But if Northam left the press conference confident in his chances of remaining governor, he was in for a surprise. The chorus calling for his exit is only growing louder. For a country grappling with complex debates on race and its role in American life, the Northam scandal has led to an uncommon consensus, with representatives from both major parties applying the same harsh scrutiny to his actions.
Just hours before the Super Bowl, two days before a much-anticipated State of the Union address, and 12 days before another potential government shutdown, the scandal and its fallout dominated the Sunday-morning news shows. (The exception was CBS’s Face the Nation, which aired a prerecorded interview with President Donald Trump.)
“Hello, I’m Jake Tapper in Washington, where the state of the union is shaking our heads,” Tapper began his program. The CNN anchor said this was “the first time in American political history that a politician attempted to explain his innocence regarding one racist, blackface incident by pointing to another one that he recalled participating in.”
“Northam’s political future is clearly in peril,” Chuck Todd, the moderator of NBC’s Meet the Press, said in his opening monologue. “Virtually the entire Democratic establishment, including Virginia’s two Democratic senators, has called for his resignation. And Northam’s press conference only accelerated those calls … It’s possible that 10 or 20 years ago a politician like Northam could have apologized his way out of this. But the political climate has clearly changed.”
[Conor Friedersdorf: Why Ralph Northam should resign]
Todd’s first guests were two Democratic members of Congress, Representative Karen Bass of California, the Congressional Black Caucus chair, and Representative Donald McEachin of Virginia, the caucus whip. Their denouncements of Northam were uncompromising, reflecting Todd’s assessment that Democrats are showing “zero tolerance,” even with one of their own. Bass said Northam has been “disingenuous” in the scandal’s fallout, and “still does not understand the seriousness of his actions.”
McEachin, meanwhile, rejected the governor’s claim that what’s depicted in the yearbook photo was “commonplace” in eastern Virginia in 1984, when the picture was taken. “But let’s assume without conceding that it was commonplace,” McEachin continued. “Slavery [at one time] was commonplace; that doesn’t make it right … Jim Crow was commonplace; that didn’t make it right.

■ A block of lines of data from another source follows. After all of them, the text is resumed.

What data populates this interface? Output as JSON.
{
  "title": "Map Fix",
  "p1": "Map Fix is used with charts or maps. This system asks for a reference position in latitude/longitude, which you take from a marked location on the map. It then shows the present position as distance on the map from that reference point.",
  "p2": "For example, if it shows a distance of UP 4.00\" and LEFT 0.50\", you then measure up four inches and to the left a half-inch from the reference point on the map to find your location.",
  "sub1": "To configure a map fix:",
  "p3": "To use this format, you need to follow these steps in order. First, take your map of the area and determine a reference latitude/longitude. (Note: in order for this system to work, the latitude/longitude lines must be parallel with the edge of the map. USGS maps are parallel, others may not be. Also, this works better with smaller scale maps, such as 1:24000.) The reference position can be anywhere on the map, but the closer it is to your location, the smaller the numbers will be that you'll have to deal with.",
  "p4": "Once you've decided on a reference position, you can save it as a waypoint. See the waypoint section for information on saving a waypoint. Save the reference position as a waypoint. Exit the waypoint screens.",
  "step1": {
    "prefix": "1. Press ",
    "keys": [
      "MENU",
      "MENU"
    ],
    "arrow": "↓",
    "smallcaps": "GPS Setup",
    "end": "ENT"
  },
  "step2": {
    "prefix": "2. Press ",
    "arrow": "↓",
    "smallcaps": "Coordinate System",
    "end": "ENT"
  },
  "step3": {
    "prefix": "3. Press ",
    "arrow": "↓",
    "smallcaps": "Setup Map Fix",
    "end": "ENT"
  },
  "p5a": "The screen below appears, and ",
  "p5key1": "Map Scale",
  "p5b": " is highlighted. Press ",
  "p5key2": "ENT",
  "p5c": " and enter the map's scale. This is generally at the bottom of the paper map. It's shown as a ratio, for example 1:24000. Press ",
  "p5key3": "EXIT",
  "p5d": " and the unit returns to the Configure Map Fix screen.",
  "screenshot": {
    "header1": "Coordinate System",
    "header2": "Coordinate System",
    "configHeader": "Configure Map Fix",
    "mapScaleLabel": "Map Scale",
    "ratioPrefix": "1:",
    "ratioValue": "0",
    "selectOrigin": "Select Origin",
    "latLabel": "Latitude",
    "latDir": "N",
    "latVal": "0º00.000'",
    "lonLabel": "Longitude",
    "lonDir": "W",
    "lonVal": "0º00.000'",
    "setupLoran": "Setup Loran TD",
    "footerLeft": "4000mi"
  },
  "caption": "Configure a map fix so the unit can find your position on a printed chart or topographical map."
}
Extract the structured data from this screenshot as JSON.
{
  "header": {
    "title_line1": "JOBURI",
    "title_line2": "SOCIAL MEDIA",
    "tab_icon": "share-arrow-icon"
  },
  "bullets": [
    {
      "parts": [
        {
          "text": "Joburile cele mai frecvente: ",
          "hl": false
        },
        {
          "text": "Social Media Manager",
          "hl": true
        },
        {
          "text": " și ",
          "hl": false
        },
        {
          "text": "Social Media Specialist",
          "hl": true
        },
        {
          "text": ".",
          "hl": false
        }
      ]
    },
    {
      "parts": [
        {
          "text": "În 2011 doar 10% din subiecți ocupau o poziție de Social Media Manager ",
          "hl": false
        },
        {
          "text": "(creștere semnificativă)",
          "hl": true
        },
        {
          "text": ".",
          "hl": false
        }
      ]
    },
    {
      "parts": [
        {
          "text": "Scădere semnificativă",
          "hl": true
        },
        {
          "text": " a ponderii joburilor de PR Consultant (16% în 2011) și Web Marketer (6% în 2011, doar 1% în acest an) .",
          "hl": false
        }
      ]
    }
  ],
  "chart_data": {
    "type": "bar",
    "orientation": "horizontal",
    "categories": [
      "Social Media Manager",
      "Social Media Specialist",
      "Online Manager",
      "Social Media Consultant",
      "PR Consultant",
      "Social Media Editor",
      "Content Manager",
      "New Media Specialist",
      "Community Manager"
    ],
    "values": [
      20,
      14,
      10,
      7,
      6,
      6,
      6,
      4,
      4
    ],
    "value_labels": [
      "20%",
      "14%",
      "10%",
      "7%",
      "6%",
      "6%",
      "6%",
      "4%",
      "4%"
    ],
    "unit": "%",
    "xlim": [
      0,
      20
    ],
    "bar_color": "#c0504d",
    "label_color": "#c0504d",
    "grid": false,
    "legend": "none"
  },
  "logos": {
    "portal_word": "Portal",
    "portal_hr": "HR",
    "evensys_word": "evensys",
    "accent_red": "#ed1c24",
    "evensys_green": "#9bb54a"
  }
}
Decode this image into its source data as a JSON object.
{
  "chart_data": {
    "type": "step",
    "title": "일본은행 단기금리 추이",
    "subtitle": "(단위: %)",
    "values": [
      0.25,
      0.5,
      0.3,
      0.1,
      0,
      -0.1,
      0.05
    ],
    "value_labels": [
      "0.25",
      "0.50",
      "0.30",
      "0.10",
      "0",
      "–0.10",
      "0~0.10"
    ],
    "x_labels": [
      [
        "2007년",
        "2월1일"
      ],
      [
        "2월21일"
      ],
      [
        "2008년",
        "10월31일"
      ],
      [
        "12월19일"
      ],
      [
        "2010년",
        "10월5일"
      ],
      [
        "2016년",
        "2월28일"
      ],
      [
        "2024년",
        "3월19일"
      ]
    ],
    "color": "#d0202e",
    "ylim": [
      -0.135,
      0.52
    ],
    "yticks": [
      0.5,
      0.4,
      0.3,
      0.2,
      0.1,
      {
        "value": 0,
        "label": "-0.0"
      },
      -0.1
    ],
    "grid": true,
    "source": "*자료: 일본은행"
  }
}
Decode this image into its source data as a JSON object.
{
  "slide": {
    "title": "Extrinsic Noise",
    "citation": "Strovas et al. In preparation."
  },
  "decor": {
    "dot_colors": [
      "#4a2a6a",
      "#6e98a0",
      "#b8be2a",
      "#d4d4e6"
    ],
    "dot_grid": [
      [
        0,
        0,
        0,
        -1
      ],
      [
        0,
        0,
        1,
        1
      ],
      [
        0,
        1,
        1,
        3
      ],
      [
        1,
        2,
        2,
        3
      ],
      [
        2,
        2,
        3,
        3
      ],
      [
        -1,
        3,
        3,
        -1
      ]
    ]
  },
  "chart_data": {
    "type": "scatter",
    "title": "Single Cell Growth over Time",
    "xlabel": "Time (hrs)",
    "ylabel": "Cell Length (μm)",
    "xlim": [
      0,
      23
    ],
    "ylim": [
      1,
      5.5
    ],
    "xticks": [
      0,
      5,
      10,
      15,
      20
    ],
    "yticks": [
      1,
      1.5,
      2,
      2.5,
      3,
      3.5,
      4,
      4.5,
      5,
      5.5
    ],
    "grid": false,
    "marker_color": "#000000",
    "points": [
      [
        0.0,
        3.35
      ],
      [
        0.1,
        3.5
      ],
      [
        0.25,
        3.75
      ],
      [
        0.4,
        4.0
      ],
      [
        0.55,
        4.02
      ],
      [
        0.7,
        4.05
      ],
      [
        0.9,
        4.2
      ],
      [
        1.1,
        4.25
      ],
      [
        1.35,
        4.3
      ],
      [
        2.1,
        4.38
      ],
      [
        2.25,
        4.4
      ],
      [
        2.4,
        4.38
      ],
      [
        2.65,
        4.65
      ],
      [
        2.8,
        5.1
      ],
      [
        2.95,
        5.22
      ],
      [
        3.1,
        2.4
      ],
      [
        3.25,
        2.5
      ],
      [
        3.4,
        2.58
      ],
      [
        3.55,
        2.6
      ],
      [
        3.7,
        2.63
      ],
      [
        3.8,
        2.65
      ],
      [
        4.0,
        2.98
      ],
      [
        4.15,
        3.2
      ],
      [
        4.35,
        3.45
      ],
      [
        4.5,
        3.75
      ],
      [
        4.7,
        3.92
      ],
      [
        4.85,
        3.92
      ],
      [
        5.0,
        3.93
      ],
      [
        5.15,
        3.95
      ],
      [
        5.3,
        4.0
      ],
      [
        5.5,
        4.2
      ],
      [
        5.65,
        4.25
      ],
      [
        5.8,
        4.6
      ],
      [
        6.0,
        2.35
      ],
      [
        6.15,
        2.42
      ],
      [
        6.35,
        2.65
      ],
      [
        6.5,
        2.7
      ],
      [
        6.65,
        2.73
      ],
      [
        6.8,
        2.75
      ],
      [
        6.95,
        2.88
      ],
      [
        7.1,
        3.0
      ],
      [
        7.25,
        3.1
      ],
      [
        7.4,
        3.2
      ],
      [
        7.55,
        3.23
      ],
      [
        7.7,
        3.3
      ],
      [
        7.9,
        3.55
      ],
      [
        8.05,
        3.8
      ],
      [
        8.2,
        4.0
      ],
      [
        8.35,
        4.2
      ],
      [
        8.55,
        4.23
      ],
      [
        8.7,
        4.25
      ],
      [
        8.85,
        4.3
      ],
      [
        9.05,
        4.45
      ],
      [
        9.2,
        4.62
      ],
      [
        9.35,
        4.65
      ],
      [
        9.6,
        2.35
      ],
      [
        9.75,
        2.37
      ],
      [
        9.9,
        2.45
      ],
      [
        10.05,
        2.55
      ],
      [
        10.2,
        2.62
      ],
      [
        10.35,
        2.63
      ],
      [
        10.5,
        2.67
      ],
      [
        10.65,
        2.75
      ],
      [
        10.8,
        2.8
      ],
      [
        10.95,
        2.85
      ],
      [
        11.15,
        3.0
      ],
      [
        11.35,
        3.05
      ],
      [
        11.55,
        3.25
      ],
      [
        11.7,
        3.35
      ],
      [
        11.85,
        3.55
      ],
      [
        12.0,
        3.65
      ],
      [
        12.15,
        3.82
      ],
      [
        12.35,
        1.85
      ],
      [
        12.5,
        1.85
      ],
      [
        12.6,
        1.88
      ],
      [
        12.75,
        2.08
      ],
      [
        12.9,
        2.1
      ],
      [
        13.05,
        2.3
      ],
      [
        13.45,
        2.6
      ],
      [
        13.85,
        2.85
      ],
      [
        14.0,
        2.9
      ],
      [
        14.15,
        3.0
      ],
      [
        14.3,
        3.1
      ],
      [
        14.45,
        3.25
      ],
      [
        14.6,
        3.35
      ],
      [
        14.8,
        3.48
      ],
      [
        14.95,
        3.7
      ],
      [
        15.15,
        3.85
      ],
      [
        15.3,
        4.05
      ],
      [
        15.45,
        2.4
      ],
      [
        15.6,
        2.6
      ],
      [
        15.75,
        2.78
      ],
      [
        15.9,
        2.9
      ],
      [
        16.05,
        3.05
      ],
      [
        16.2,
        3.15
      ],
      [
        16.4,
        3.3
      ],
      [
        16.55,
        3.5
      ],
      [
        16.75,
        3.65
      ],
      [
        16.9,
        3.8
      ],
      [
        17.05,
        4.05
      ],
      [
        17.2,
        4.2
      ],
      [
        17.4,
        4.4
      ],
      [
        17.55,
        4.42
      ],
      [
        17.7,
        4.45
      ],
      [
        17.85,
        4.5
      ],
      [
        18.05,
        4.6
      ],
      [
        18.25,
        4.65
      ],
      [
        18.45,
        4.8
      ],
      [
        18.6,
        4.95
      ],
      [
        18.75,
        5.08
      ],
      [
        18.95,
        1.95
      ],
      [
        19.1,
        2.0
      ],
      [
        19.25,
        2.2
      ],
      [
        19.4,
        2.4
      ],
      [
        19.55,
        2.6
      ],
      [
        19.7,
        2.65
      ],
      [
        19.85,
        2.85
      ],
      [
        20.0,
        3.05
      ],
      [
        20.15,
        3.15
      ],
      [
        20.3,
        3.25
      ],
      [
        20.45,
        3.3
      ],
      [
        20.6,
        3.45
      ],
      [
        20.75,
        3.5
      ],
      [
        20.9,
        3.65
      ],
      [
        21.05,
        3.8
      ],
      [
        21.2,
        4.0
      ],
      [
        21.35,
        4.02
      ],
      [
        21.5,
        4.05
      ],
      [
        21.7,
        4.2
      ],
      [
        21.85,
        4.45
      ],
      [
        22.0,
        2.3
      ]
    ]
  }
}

And so, too, if blackface was commonplace in 1984, that doesn’t make it right. And Ralph should have known better.”
As Todd suggested in his monologue, Democrats seem to understand that their criticisms of other politicians for racism will fall short if they are hypocritical about racist elements within their own party. Senator Sherrod Brown of Ohio, a potential Democratic candidate in 2020, told Todd that Northam could “contribute to [a] dialogue” aimed at helping Virginia heal from this scandal—but only once he resigns. “This country hasn’t dealt well with the issues of race,” Brown said. “I mean, we have a president who’s a racist.”
On State of the Union, former Virginia Governor Terry McAuliffe, another 2020 Democratic hopeful, told Tapper, “Once that picture with the blackface and the Klansman came out, there is no way you can continue be the governor of the Commonwealth of Virginia.”
Only one Democratic voice on the news programs offered a defense of Northam. Former Representative Jim Moran of Virginia told This Week’s George Stephanopoulos that Northam should not resign. “I hate to be on the other side of virtually all of my friends on this, but I do disagree with their judgment, because I think it is a rush to judgment,” Moran said. “Even if the worst case scenario is true … I think there is an issue of redemption.”
Northam appears to be counting on Americans to see things Moran’s way—to believe that he at least deserves more time to explain himself. But for most of the governor’s peers in American politics, his time has already run out.